コード・レッド

ショートショート

「コード・レッド。コード・レッド」

機械的なアナウンスが響く。研究室内のどこかに設置されたスピーカーが、何度も同じ警告を繰り返している。
警報の赤い光が不規則に点滅し、そのたびに白い壁が血のように染まる。人影はまばらで、広い空間に不自然な静けさが漂っていた。

「……つないで、エリコに」

リサは淡々とした声で指示を出す。手元の端末に目を落としながら、異常事態に呼吸が浅くなっているのを感じていた。

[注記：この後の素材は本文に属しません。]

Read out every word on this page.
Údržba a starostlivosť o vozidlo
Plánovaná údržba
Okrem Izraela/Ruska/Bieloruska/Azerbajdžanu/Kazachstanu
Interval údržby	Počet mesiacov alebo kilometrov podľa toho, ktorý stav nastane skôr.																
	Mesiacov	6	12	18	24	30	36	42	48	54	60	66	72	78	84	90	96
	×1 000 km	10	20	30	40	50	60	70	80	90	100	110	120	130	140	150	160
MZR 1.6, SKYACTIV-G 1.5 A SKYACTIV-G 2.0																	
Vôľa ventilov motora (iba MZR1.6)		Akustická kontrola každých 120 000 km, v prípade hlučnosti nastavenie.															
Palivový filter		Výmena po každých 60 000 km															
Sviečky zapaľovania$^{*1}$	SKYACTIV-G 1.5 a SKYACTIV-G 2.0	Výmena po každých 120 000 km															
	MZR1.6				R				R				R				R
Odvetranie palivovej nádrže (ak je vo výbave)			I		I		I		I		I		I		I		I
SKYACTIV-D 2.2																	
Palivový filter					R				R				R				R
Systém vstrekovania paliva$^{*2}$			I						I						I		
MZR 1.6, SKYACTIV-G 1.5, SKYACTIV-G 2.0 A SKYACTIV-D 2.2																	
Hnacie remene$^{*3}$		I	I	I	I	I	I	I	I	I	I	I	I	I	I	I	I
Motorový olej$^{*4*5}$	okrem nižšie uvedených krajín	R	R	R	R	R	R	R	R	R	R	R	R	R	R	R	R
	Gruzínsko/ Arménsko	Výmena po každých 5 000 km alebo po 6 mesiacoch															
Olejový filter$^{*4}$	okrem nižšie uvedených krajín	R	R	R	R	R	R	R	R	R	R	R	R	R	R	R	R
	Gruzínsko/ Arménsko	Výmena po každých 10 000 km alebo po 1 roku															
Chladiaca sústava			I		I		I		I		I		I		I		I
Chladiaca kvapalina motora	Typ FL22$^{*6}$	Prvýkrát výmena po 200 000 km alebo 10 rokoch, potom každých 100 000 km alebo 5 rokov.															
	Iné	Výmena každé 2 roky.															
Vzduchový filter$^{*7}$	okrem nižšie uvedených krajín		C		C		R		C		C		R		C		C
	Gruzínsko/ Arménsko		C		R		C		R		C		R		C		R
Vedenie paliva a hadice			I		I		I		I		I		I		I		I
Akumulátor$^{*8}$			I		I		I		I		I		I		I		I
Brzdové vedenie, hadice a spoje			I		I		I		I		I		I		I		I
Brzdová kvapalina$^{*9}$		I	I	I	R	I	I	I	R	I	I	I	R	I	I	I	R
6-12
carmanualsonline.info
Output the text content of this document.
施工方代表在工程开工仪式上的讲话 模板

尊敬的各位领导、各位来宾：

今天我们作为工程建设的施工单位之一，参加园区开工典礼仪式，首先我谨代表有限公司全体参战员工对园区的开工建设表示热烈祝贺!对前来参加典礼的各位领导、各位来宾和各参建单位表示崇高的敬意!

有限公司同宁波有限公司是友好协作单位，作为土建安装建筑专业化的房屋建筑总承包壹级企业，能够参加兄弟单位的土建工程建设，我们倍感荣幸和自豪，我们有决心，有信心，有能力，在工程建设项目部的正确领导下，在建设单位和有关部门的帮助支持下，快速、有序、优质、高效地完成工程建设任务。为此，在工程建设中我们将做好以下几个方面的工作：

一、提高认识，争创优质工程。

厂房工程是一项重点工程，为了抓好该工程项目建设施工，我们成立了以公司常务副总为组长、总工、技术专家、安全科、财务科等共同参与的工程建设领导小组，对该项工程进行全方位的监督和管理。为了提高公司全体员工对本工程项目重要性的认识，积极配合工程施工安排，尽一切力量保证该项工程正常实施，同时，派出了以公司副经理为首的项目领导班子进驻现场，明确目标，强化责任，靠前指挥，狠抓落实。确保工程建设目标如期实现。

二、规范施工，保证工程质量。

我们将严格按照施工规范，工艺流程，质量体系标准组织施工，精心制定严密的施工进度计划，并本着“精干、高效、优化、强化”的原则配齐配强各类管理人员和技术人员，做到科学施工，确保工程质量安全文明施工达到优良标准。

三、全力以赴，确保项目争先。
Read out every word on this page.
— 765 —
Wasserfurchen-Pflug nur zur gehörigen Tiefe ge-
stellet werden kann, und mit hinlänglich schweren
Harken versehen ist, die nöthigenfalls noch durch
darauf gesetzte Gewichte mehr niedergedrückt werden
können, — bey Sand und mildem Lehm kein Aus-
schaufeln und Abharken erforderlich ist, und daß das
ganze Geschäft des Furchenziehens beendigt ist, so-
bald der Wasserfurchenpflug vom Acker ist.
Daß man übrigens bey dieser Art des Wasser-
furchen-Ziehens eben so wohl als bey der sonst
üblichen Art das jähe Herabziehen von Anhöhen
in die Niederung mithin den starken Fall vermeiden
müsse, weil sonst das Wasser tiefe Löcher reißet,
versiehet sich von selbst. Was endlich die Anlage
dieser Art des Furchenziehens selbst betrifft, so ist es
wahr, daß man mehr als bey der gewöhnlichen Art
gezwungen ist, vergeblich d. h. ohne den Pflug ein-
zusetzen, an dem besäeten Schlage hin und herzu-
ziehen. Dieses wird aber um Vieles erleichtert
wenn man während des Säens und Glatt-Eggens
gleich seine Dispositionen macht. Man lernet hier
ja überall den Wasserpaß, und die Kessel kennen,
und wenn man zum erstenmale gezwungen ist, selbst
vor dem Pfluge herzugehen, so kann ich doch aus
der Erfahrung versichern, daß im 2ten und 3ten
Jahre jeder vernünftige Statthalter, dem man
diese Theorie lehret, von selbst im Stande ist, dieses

オペレーターが頷き、少し緊張した様子でリサの端末に通信をつなげた。数秒の沈黙の後、若い女性の声が応じた。

「ママ?」

「エリコ、無事?」

「……ええ。でも、大丈夫、もう覚悟は決めたから」

その返答に、リサは微笑みを浮かべた。だが、その微笑みには悲しみの影はない。

「そう、さすがは私の娘ね。……じゃあ、これからどうするか、話し合いましょうか」

リサは、エリコの母親であり、同時にこの研究施設の責任者でもある。
ウイルス研究の第一人者として、彼女の名は世界中に知られていた。その天才的な頭脳は、エリコにも受け継がれている。
しかし、エリコの才能は単なる遺伝ではなかった。彼女はある実験の産物だった。

二十年前、リサはある決断をした。未知のウイルスを解析し、それを人類の未来のために利用するという壮大な計画に着手したのだ。
しかし、その計画には倫理的な問題がつきまとった。だからこそ、彼女は自分自身を被験者に選び、遺伝子改変を行った。そして、生まれたのがエリコだった。

「どうして、どうしてこんなことに……」

受話器を握りしめ、涙を流すリサ。

「ママ、私、もう出られないのよね?」

リサの研究に使われていた、人に害をなすウイルス。それがなぜか、厳重に保管されていた倉庫から持ち出され、容器が破壊されていた。
第一発見者はエリコで彼女は瞬時に問題を判断し、容器が破壊されていた部屋を完全に隔離した。エリコは中にいたままで。

エリコの問いかけに、リサは答えなかった。ウイルスに感染したものは2時間ほどで死に至る計算だ。それは助手でもあるエリコも理解していた。

「ママ、これで良かったんだよね?」

「もちろんよ、エリコ」

エリコは深く息をつき、やがて電話の向こうで静かに答えた。「……ありがとう、ママ。ねえ、教えて。私はあなたの娘? それとも実験体?」

「あなたは最高の実験体であり、娘だった。人知を超えた、高い知能を持つあなたのデータをもとに人間はさらなる進化を遂げることができるわ」

リサの計画は、成功していた。しかし、そのデータがあれば新しいサンプルの調達は容易だろう。こういったことに食いつく科学者はたくさんいることをリサは知っていた。
最高のサンプルを失うことへの喪失感だけがリサの感情を揺さぶっていた。彼女は次の計画を頭の中で組み立てていく。

「ママ、これからは私が実験を続けるわ」

「何を言っているの?」

エリコは画面越しのリサに目を向けずに滔々と語りだした。

「だって、ママが教えてくれたのよ。進化は自分で選ぶものだって。だから私は、自分でこの実験をコントロールするわ。ウイルスはね、ここにだけ撒かれていないのよ」

その言葉に、リサは息を飲んだ。その瞬間、景色がグラッと揺れる。リサは倒れ込んでいた。動かない体の中でエリコの言葉を理解しようとしていた。
ウイルスはエリコが仕組んだことだった。そしてこの症状はウイルスによるもので……。リサの思考はそこで止まった。

「ママ、さよなら。そして……ありがとう」

赤いランプが、不気味なリズムで光り続ける研究室。その中で、リサ一人が立ち尽くしていた。